Улыбнулся капитан широко, что тот кот, литр сметаны умявший.
– Имеется, Николай. Или – Никита? Давай я тебя по-старому Никитой звать буду, чтобы не запутаться? Кстати, где сейчас настоящий Никита Иванов, я не знаю, его сразу в Москву тогда отправили, на следующий день после твоего появления. Так что, не спрашивай, всё равно не отвечу. Не знаю, честное слово…. Ладно, двигаемся дальше. План у меня есть. Понимаешь, если на тебя идёт охота, то что надо делать? Спрятать тебя надо, пусть и ненадолго…. Поэтому предлагаю следующее. Прибываете в Певек, начинаете караван собирать для переброски к Палявааму. На сборы неделя уйдёт, на сам переход – столько же, учитывая переправу. За это время много чего, неприятного в том числе, может случиться. Поэтому мы тебя от этих дел освобождаем и сразу в устье Паляваама перебрасываем, на мотоботе. Там у меня капитаном трудится свой человек, проверенный. Сизого с собой возьмёшь. Эйвэ с караваном и один справится, охрану ему надёжную дадим, два десятка стволов. А вы с Сизым тем временем вдоль реки к старому лагерю переберётесь, осмотритесь, обживётесь, дождётесь остальных. Как тебе план?
– Нормальный план, – пожал плечами Ник. – Только, вот, впечатление сложилось, что недоговариваете вы чего-то, товарищ капитан. Есть такое дело?
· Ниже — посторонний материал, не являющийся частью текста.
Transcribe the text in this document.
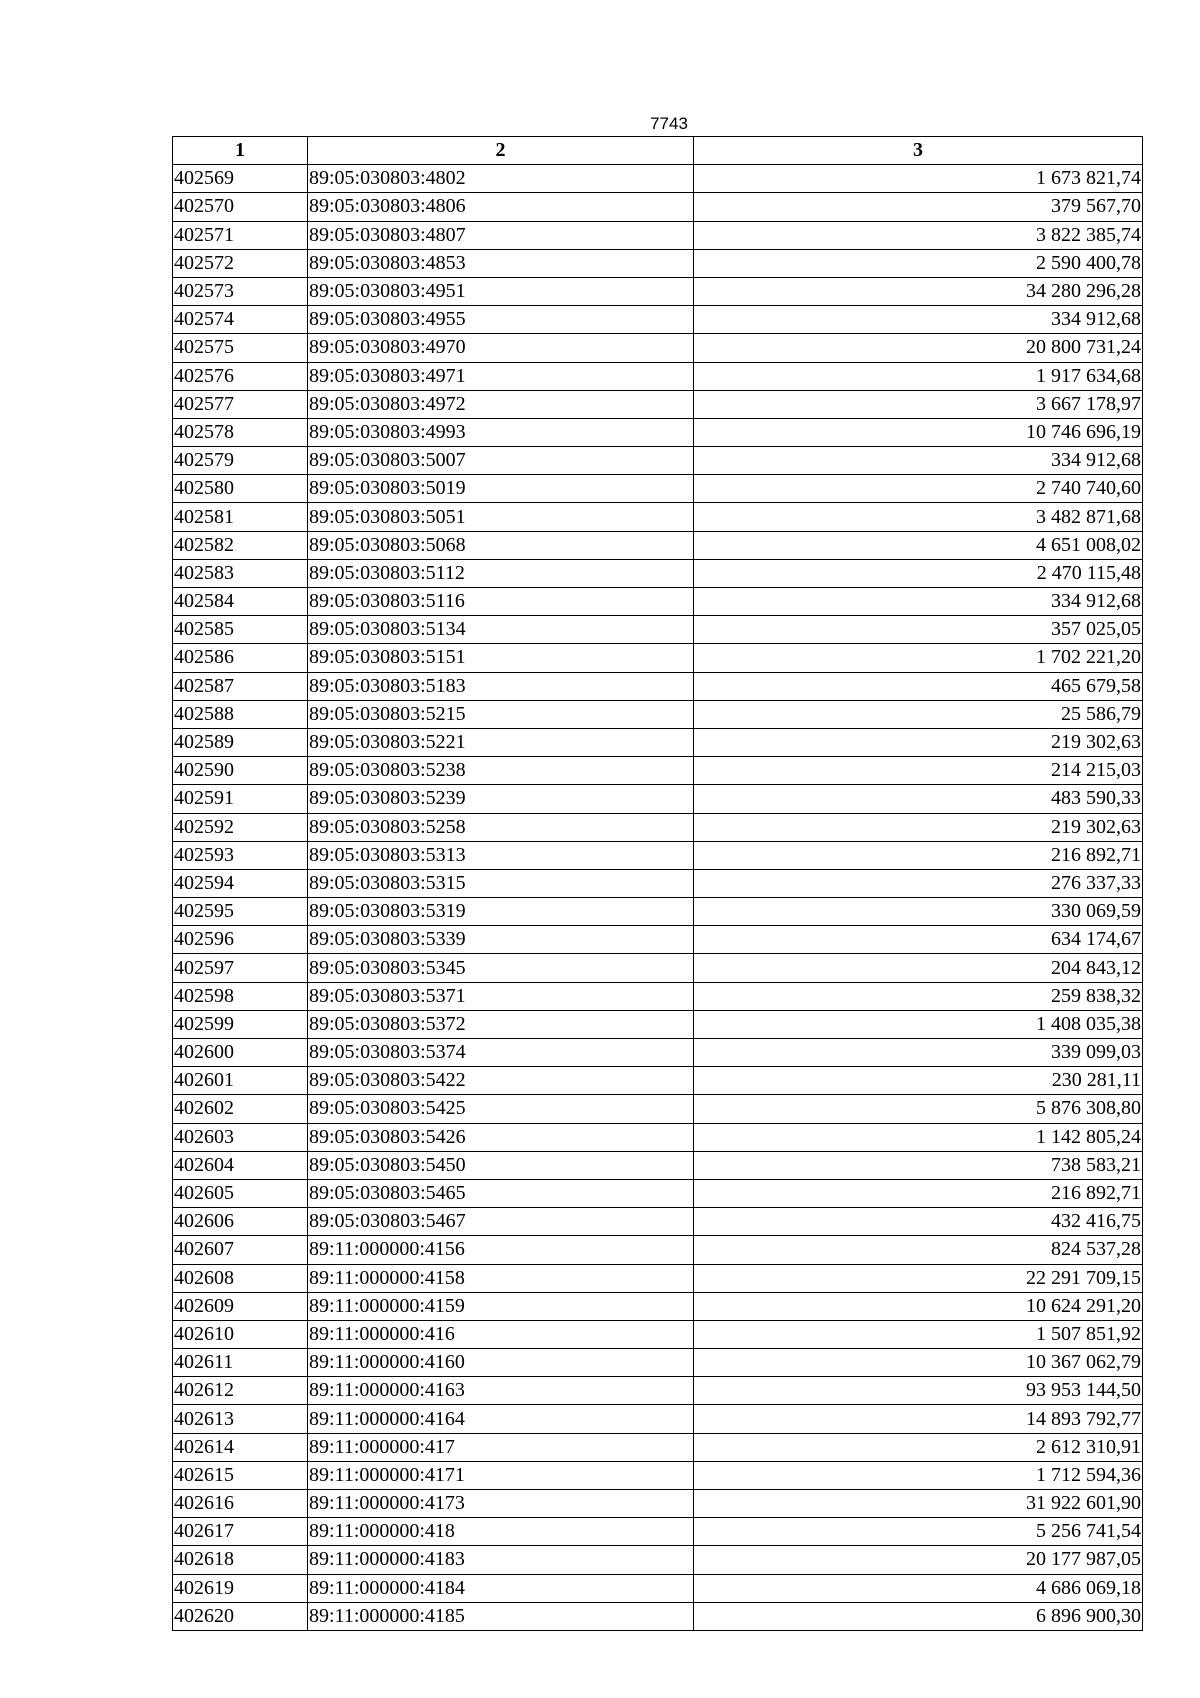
7743
1	2	3
402569	89:05:030803:4802	1 673 821,74
402570	89:05:030803:4806	379 567,70
402571	89:05:030803:4807	3 822 385,74
402572	89:05:030803:4853	2 590 400,78
402573	89:05:030803:4951	34 280 296,28
402574	89:05:030803:4955	334 912,68
402575	89:05:030803:4970	20 800 731,24
402576	89:05:030803:4971	1 917 634,68
402577	89:05:030803:4972	3 667 178,97
402578	89:05:030803:4993	10 746 696,19
402579	89:05:030803:5007	334 912,68
402580	89:05:030803:5019	2 740 740,60
402581	89:05:030803:5051	3 482 871,68
402582	89:05:030803:5068	4 651 008,02
402583	89:05:030803:5112	2 470 115,48
402584	89:05:030803:5116	334 912,68
402585	89:05:030803:5134	357 025,05
402586	89:05:030803:5151	1 702 221,20
402587	89:05:030803:5183	465 679,58
402588	89:05:030803:5215	25 586,79
402589	89:05:030803:5221	219 302,63
402590	89:05:030803:5238	214 215,03
402591	89:05:030803:5239	483 590,33
402592	89:05:030803:5258	219 302,63
402593	89:05:030803:5313	216 892,71
402594	89:05:030803:5315	276 337,33
402595	89:05:030803:5319	330 069,59
402596	89:05:030803:5339	634 174,67
402597	89:05:030803:5345	204 843,12
402598	89:05:030803:5371	259 838,32
402599	89:05:030803:5372	1 408 035,38
402600	89:05:030803:5374	339 099,03
402601	89:05:030803:5422	230 281,11
402602	89:05:030803:5425	5 876 308,80
402603	89:05:030803:5426	1 142 805,24
402604	89:05:030803:5450	738 583,21
402605	89:05:030803:5465	216 892,71
402606	89:05:030803:5467	432 416,75
402607	89:11:000000:4156	824 537,28
402608	89:11:000000:4158	22 291 709,15
402609	89:11:000000:4159	10 624 291,20
402610	89:11:000000:416	1 507 851,92
402611	89:11:000000:4160	10 367 062,79
402612	89:11:000000:4163	93 953 144,50
402613	89:11:000000:4164	14 893 792,77
402614	89:11:000000:417	2 612 310,91
402615	89:11:000000:4171	1 712 594,36
402616	89:11:000000:4173	31 922 601,90
402617	89:11:000000:418	5 256 741,54
402618	89:11:000000:4183	20 177 987,05
402619	89:11:000000:4184	4 686 069,18
402620	89:11:000000:4185	6 896 900,30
– Есть, – покладисто согласился Курчавый. – Вернее, есть вероятность того, что противник может напасть на караван. Или не может? В глаза мне смотри! Может, конечно же. Поэтому мне спокойней будет, если ты от каравана "отстанешь", в сторонку отойдёшь. – И уже строго, видя, что Ника посетили некие сомнения морального порядка: – Это приказ, сержант! Извольте не возражать!
Напоследок, уже просто так, зная, что основные вопросы решены, поделился ещё одним наблюдением:
– Знаешь, на кого ты, Никита Андреевич, похож? Как две капли воды? Видел я в запасниках Третьяковской галереи один портрет. Называется: "Светлейший князь Меншиков, Александр Данилович". Вот, там ты и изображён, постарше только лет на двенадцать и в шикарном парике. Как такое может быть? Не родственник ли ты Светлейшему князю? Интересно, а в Москве знают об этом странном сходстве? Надо будет полюбопытствовать на досуге…
Уже в полной темноте Ник выбрался от Курчавого, спустился по лестнице вниз, вышел на улицу. Ночевать сегодня предстояло прямо на базе, в одном из дальних бараков.
Закурил, хмуро побрёл вдоль забора. Настроение было муторное какое-то, серое.
Впереди, возле трансформаторной будки, мелькнула неясная светлая тень.
Ник насторожённо остановился.
– Это я, Никита, не бойся, – прошелестел тёплый голос. – Это я – Зина.
Ник подошёл ближе, заглянул за будку.
Девушка стояла, прислонившись спиной к деревянному столбу, на котором висели две тусклые лампочки. Стояла, опустив голову, и разглядывала свои сапоги яловой кожи, начищенные до зеркального блеска. Из-под пилотки выбивалась светлая прядь, трогательная и беззащитная.
– Ты не подумай чего плохого, я не какая-нибудь там, – прошептала Зина.
– Я и не думаю, – пробормотал Ник, не зная, что делать.
Девушка подняла голову и посмотрела на Ника.
Какие же у неё бездонные глаза! Синие и грустные. До чего же грустные, Господи, до чего же!